The IRS and Business Valuations: Why Your Buy-Sell Agreement May Be at Risk
You’ve spent years building your business, carefully planning for its future. You even have a buy-sell agreement in place, thinking you’ve covered all your bases. Then the IRS shows up, flips through your agreement, and decides your valuation is all wrong. Suddenly, your heirs are staring at a tax bill they never expected. Sound far-fetched? It’s not. And thanks to Connelly v. United States (2024), it’s happening more than ever. And guess what? That means more taxes, more headaches, and more scrambling for liquidity at exactly the worst possible time.
The IRS Has Its Own Opinion on What Your Business is Worth
You might think your buy-sell agreement sets the value of your business. The IRS isn’t just out to make life difficult. Their goal is to ensure that taxable estates reflect a business’s true fair market value—whether or not your buy-sell agreement aligns with that assessment. If your agreement undervalues the business, they’ll override it, often using external market data or their own valuation experts to justify a higher number. And if your agreement doesn’t meet their criteria? They’ll throw it out faster than last year’s tax deduction.

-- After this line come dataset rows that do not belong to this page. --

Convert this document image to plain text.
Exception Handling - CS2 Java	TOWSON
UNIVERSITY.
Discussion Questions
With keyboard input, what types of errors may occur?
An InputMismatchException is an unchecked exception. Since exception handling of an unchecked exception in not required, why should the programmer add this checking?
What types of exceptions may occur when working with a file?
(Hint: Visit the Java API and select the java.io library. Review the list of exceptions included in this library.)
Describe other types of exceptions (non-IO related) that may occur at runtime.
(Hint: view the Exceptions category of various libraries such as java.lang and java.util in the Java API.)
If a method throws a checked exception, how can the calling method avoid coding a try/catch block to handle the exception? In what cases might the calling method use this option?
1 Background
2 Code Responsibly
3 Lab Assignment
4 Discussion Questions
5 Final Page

Here’s the kicker: If your buy-sell agreement undervalues the business, the IRS can and will step in to apply a “fair market value” that’s significantly higher. That means your estate (or your partner’s estate, if they’re the one who passes first) could owe estate taxes on a valuation that’s way beyond what you planned for.
Connelly v. United States: The Case That Changed Everything
If business owners weren’t already sweating over IRS scrutiny, Connelly v. United States (2024) turned up the heat. This Supreme Court ruling made it clear that buy-sell agreements funded with corporate-owned life insurance aren’t immune to valuation inflation. The IRS successfully argued that life insurance proceeds should be included in the company’s valuation, even if those funds were earmarked for a stock redemption.
The result? A higher taxable estate and a bigger estate tax bill. And if your agreement hasn’t been structured properly, your heirs could be the ones left scrambling to cover the shortfall.
What Puts Your Buy-Sell Agreement at Risk?
So what exactly makes a buy-sell agreement vulnerable to IRS scrutiny? Here’s where most business owners trip up:
Fixed-Price Agreements That Ignore Fair Market Value – Instead of locking in a price, use a valuation formula or require periodic appraisals to ensure compliance.
Ignoring Life Insurance Proceeds in Valuation – Adjust your buy-sell agreement now to account for the Connelly ruling and prevent unexpected tax liabilities.
Lack of Periodic Updates – Commit to updating your valuation every 2-3 years to reflect market changes and maintain compliance.
Failure to Follow the Agreement’s Terms – If the agreement says shares will be redeemed at a specific value but the actual transaction doesn’t follow those terms, the IRS sees that as a red flag.
How to Bulletproof Your Buy-Sell Agreement
The good news? You can avoid these tax landmines with the right planning. Here’s how:
Get Regular Valuations – Work with a qualified appraiser to update your business valuation every few years. This helps ensure that your agreement reflects the true market value and stands up to IRS scrutiny.
Consider a Cross-Purchase Agreement Instead – Instead of having the company own life insurance, a cross-purchase agreement keeps policies in the hands of the business partners, avoiding valuation inflation.
Rework Entity-Purchase Agreements with IRS Compliance in Mind – If your business does own the policies, make sure your agreement accounts for the Connelly ruling and properly structures the redemption.
Work with Tax and Legal Professionals – Estate and tax attorneys who specialize in business succession planning can help ensure your agreement is rock solid.
Final Thoughts: Fix It Now Before the IRS Fixes It for You
Your buy-sell agreement is supposed to protect your business and your heirs. But if it’s outdated or doesn’t meet IRS standards, it could do the exact opposite—triggering unnecessary estate taxes and creating a financial crisis at the worst possible time.
You built your business with a plan in mind. Now, make sure the IRS doesn’t rewrite it for you. Get your buy-sell agreement reviewed, update your valuations, and ensure your estate plan doesn’t leave your heirs with a tax nightmare. The best time to fix this was before Connelly. The second-best time? Right now. Because when the IRS decides your business is worth more than you planned for, the last thing you want is to find out the hard way.